Writing and recording a record such as 'This Sheltering Night' wasn't without its stresses and its humor. "At most stressful you can have [producer] Alap [Momin] and [guitarist] Todd [Forkin] pushing each other's buttons, getting on each other's nerves to achieve full-potential in terms of performance," the singer said. "At most humorous, you have Alap's explanation for preferring a particular take of one song over another due to the feel: 'Harry, you don't always have to be a tank, you can be a boat,'" Resmini said, the last point referring to drummer Harry Rosa.

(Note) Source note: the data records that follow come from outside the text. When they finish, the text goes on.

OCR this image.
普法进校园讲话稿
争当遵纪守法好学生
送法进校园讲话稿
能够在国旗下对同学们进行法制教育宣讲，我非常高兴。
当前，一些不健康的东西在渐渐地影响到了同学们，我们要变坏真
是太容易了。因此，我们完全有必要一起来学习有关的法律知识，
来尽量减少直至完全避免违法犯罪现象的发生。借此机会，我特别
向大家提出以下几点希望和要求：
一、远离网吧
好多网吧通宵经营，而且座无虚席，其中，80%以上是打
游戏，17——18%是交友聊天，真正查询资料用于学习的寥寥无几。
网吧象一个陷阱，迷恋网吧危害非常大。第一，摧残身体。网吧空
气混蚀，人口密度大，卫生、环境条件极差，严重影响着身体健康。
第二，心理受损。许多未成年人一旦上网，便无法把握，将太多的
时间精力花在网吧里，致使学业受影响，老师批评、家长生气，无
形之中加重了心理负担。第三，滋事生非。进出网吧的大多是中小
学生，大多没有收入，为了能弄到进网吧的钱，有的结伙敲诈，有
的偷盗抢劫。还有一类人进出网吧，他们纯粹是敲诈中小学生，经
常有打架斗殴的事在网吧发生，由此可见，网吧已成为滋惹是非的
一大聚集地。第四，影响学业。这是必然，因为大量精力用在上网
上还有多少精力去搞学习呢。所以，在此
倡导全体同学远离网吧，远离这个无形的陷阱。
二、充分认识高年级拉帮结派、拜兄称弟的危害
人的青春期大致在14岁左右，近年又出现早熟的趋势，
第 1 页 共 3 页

Speaking of tanks, the City of Brotherly Love is known for rolling over visitors, touring bands, sports figures and wayward baseball fans with theft, boos and tasers. It's a town with a reputation for bitterness, so who better to ask than a Philadelphian? "With sports teams, it's simple economics," Resmini said. "You have a lot of blue-collar people spending their cash on tickets and merchandise so when they see a player dog it on the field, court or ice, fans take them to task. With bands, at its worst, it's having their equipment stolen (and burned). Generally it's simply apathetic hipsters."

There are no tour dates on the docket for Starkweather at this time. But that could soon change."We'd like to let the new record saturate for a little bit and gauge whether it is in everyone's best interest to do more than the northeast. I'd like to hit Europe and Japan for the Deathwish releases, so, time will tell," Resmini said.